The show's initial co-hosts were Carole Taylor and Percy Saltzman. Subsequent hosts have included Dennis McIntosh, Helen Hutchinson, Pamela Wallin, Norm Perry (the show's longest-running host - 1975 to 1990), J.D. Roberts, Dan Matheson, Sandie Rinaldo, Keith Morrison, Valerie Pringle, Rod Black and Lisa LaFlamme.
The program also includes breaks in which a local anchor at each station presents a local news update.
[edit] Format change
| Times | Anchors |
|---|---|
| 6-7 a.m. ET 3-4 a.m. PT |
Marci Ien, Jeff Hutcheson |
| 7-10 a.m. ET 4-7 a.m. PT |
Seamus O'Regan, Beverly Thomson, Marci Ien, Jeff Hutcheson |
| 10 a.m.-noon ET 7-9 a.m. PT |
Mi-Jung Lee, Rena Heer, Omar Sachedina |
In early 2008, Canada AM announced a format change which saw the show expand to six hours of live programming between 6 a.m. and noon ET every weekday as of January 28, 2008. Local CTV stations across the country will broadcast Canada AM live between 6 and 9 a.m. local time, while the complete six-hour, live edition will air on CTV Newsnet.
The show's format was be marked by the addition of a second on-air team in Western Canada, consisting of host Mi-Jung Lee and weather presenter Rena Heer in Vancouver, and news anchor Omar Sachedina in Toronto. The shift from the Eastern to Western hosting teams took place at 7 a.m. PT (10 a.m. ET).

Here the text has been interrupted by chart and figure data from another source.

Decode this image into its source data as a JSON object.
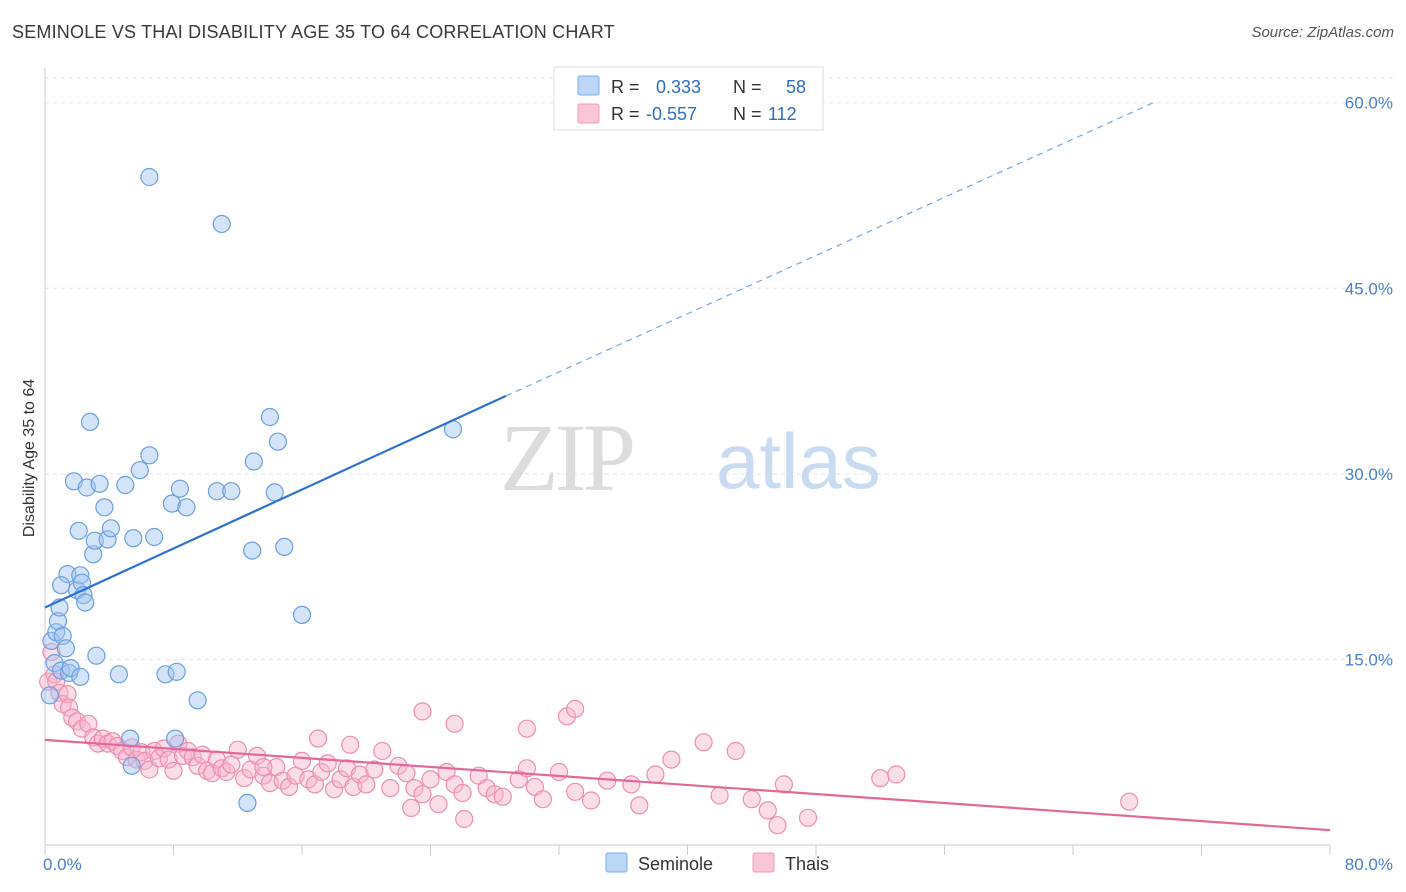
{
  "header": {
    "title": "SEMINOLE VS THAI DISABILITY AGE 35 TO 64 CORRELATION CHART",
    "source": "Source: ZipAtlas.com"
  },
  "watermark": {
    "zip": "ZIP",
    "atlas": "atlas"
  },
  "legend_top": {
    "rows": [
      {
        "r_label": "R =",
        "r_value": "0.333",
        "n_label": "N =",
        "n_value": "58",
        "color": "#7aaee8"
      },
      {
        "r_label": "R =",
        "r_value": "-0.557",
        "n_label": "N =",
        "n_value": "112",
        "color": "#f19bb8"
      }
    ]
  },
  "legend_bottom": {
    "items": [
      "Seminole",
      "Thais"
    ]
  },
  "chart_data": {
    "type": "scatter",
    "title": "SEMINOLE VS THAI DISABILITY AGE 35 TO 64 CORRELATION CHART",
    "ylabel": "Disability Age 35 to 64",
    "xlabel": "",
    "xlim": [
      0,
      80
    ],
    "ylim": [
      0,
      62
    ],
    "x_tick_labels": [
      "0.0%",
      "80.0%"
    ],
    "y_ticks": [
      15,
      30,
      45,
      60
    ],
    "y_tick_labels": [
      "15.0%",
      "30.0%",
      "45.0%",
      "60.0%"
    ],
    "grid": true,
    "colors": {
      "seminole": "#5b93d9",
      "thais": "#ef7aa3",
      "axis_text": "#4a7fd0"
    },
    "series": [
      {
        "name": "Seminole",
        "r": 0.333,
        "n": 58,
        "trend": {
          "x0": 0,
          "y0": 19.2,
          "x1": 28.7,
          "y1": 36.3,
          "dash_to_x": 69,
          "dash_to_y": 60.0
        },
        "points": [
          [
            0.3,
            12.1
          ],
          [
            0.4,
            16.5
          ],
          [
            0.6,
            14.7
          ],
          [
            0.7,
            17.2
          ],
          [
            0.8,
            18.1
          ],
          [
            0.9,
            19.2
          ],
          [
            1.0,
            14.1
          ],
          [
            1.1,
            16.9
          ],
          [
            1.3,
            15.9
          ],
          [
            1.4,
            21.9
          ],
          [
            1.5,
            13.9
          ],
          [
            1.6,
            14.3
          ],
          [
            1.8,
            29.4
          ],
          [
            2.0,
            20.6
          ],
          [
            2.1,
            25.4
          ],
          [
            2.2,
            21.8
          ],
          [
            2.3,
            21.2
          ],
          [
            2.4,
            20.2
          ],
          [
            2.5,
            19.6
          ],
          [
            2.6,
            28.9
          ],
          [
            2.8,
            34.2
          ],
          [
            3.0,
            23.5
          ],
          [
            3.1,
            24.6
          ],
          [
            3.2,
            15.3
          ],
          [
            3.4,
            29.2
          ],
          [
            3.7,
            27.3
          ],
          [
            3.9,
            24.7
          ],
          [
            4.1,
            25.6
          ],
          [
            4.6,
            13.8
          ],
          [
            5.0,
            29.1
          ],
          [
            5.3,
            8.6
          ],
          [
            5.4,
            6.4
          ],
          [
            5.5,
            24.8
          ],
          [
            5.9,
            30.3
          ],
          [
            6.5,
            31.5
          ],
          [
            6.5,
            54.0
          ],
          [
            6.8,
            24.9
          ],
          [
            7.5,
            13.8
          ],
          [
            7.9,
            27.6
          ],
          [
            8.1,
            8.6
          ],
          [
            8.2,
            14.0
          ],
          [
            8.4,
            28.8
          ],
          [
            8.8,
            27.3
          ],
          [
            9.5,
            11.7
          ],
          [
            10.7,
            28.6
          ],
          [
            11.0,
            50.2
          ],
          [
            11.6,
            28.6
          ],
          [
            12.6,
            3.4
          ],
          [
            12.9,
            23.8
          ],
          [
            13.0,
            31.0
          ],
          [
            14.0,
            34.6
          ],
          [
            14.3,
            28.5
          ],
          [
            14.5,
            32.6
          ],
          [
            14.9,
            24.1
          ],
          [
            16.0,
            18.6
          ],
          [
            25.4,
            33.6
          ],
          [
            2.2,
            13.6
          ],
          [
            1.0,
            21.0
          ]
        ]
      },
      {
        "name": "Thais",
        "r": -0.557,
        "n": 112,
        "trend": {
          "x0": 0,
          "y0": 8.5,
          "x1": 80,
          "y1": 1.2
        },
        "points": [
          [
            0.2,
            13.2
          ],
          [
            0.4,
            15.6
          ],
          [
            0.6,
            13.8
          ],
          [
            0.7,
            13.2
          ],
          [
            0.9,
            12.3
          ],
          [
            1.1,
            11.4
          ],
          [
            1.4,
            12.2
          ],
          [
            1.5,
            11.1
          ],
          [
            1.7,
            10.3
          ],
          [
            2.0,
            10.0
          ],
          [
            2.3,
            9.4
          ],
          [
            2.7,
            9.8
          ],
          [
            3.0,
            8.7
          ],
          [
            3.3,
            8.2
          ],
          [
            3.6,
            8.6
          ],
          [
            3.9,
            8.2
          ],
          [
            4.2,
            8.4
          ],
          [
            4.5,
            8.0
          ],
          [
            4.8,
            7.6
          ],
          [
            5.1,
            7.1
          ],
          [
            5.4,
            7.9
          ],
          [
            5.7,
            6.9
          ],
          [
            6.0,
            7.5
          ],
          [
            6.2,
            6.8
          ],
          [
            6.5,
            6.1
          ],
          [
            6.8,
            7.6
          ],
          [
            7.1,
            7.0
          ],
          [
            7.4,
            7.8
          ],
          [
            7.7,
            6.9
          ],
          [
            8.0,
            6.0
          ],
          [
            8.3,
            8.2
          ],
          [
            8.6,
            7.2
          ],
          [
            8.9,
            7.6
          ],
          [
            9.2,
            7.1
          ],
          [
            9.5,
            6.4
          ],
          [
            9.8,
            7.3
          ],
          [
            10.1,
            6.0
          ],
          [
            10.4,
            5.8
          ],
          [
            10.7,
            6.9
          ],
          [
            11.0,
            6.2
          ],
          [
            11.3,
            5.9
          ],
          [
            11.6,
            6.5
          ],
          [
            12.0,
            7.7
          ],
          [
            12.4,
            5.4
          ],
          [
            12.8,
            6.1
          ],
          [
            13.2,
            7.2
          ],
          [
            13.6,
            5.6
          ],
          [
            14.0,
            5.0
          ],
          [
            14.4,
            6.3
          ],
          [
            14.8,
            5.2
          ],
          [
            15.2,
            4.7
          ],
          [
            15.6,
            5.6
          ],
          [
            16.0,
            6.8
          ],
          [
            16.4,
            5.3
          ],
          [
            16.8,
            4.9
          ],
          [
            17.2,
            5.9
          ],
          [
            17.6,
            6.6
          ],
          [
            18.0,
            4.5
          ],
          [
            18.4,
            5.3
          ],
          [
            18.8,
            6.2
          ],
          [
            19.2,
            4.7
          ],
          [
            19.6,
            5.7
          ],
          [
            20.0,
            4.9
          ],
          [
            20.5,
            6.1
          ],
          [
            21.0,
            7.6
          ],
          [
            21.5,
            4.6
          ],
          [
            22.0,
            6.4
          ],
          [
            22.5,
            5.8
          ],
          [
            23.0,
            4.6
          ],
          [
            23.5,
            4.1
          ],
          [
            24.0,
            5.3
          ],
          [
            24.5,
            3.3
          ],
          [
            25.0,
            5.9
          ],
          [
            25.5,
            4.9
          ],
          [
            26.0,
            4.2
          ],
          [
            27.0,
            5.6
          ],
          [
            27.5,
            4.6
          ],
          [
            28.0,
            4.1
          ],
          [
            28.5,
            3.9
          ],
          [
            29.5,
            5.3
          ],
          [
            30.0,
            6.2
          ],
          [
            30.5,
            4.7
          ],
          [
            31.0,
            3.7
          ],
          [
            32.0,
            5.9
          ],
          [
            33.0,
            4.3
          ],
          [
            34.0,
            3.6
          ],
          [
            35.0,
            5.2
          ],
          [
            36.5,
            4.9
          ],
          [
            37.0,
            3.2
          ],
          [
            38.0,
            5.7
          ],
          [
            39.0,
            6.9
          ],
          [
            41.0,
            8.3
          ],
          [
            42.0,
            4.0
          ],
          [
            43.0,
            7.6
          ],
          [
            44.0,
            3.7
          ],
          [
            45.0,
            2.8
          ],
          [
            46.0,
            4.9
          ],
          [
            47.5,
            2.2
          ],
          [
            52.0,
            5.4
          ],
          [
            53.0,
            5.7
          ],
          [
            67.5,
            3.5
          ],
          [
            23.5,
            10.8
          ],
          [
            25.5,
            9.8
          ],
          [
            30.0,
            9.4
          ],
          [
            32.5,
            10.4
          ],
          [
            33.0,
            11.0
          ],
          [
            17.0,
            8.6
          ],
          [
            19.0,
            8.1
          ],
          [
            13.6,
            6.3
          ],
          [
            45.6,
            1.6
          ],
          [
            22.8,
            3.0
          ],
          [
            26.1,
            2.1
          ]
        ]
      }
    ]
  }
}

This timing meant that only viewers in Alberta, British Columbia, Yukon, the Northwest Territories and part of Saskatchewan will see the western team on their local CTV station, although all other Canadians will be able to watch the western team on CTV Newsnet or out-of-market CTV stations carried by television service providers.
On June 6, 2008, CKNW radio in Vancouver reported the cancellation of the Vancouver-based portions of Canada AM. Biographies of Mi-Jung Lee and Rena Heer were taken off Canada AM's website the same day. CTV says it will revert to the program's original format, stating that the decision was in response to viewer feedback from western Canada indicating a preference for the prior format.[1] A few weeks prior, CTV cancelled the extra local news segments that appeared at :00 and :30 minutes past the hour, reverting back to updates only at :25 and :55 minutes past the hour.
[edit] Theme music
For several years, in the 1970s and 1980s, the theme music was an instrumental version of The Moody Blues' "Ride My See-Saw", which is from their In Search of the Lost Chord album of 1968. During the same era, CTV's newsmagazine series W5 was using Supertramp's "Fool's Overture".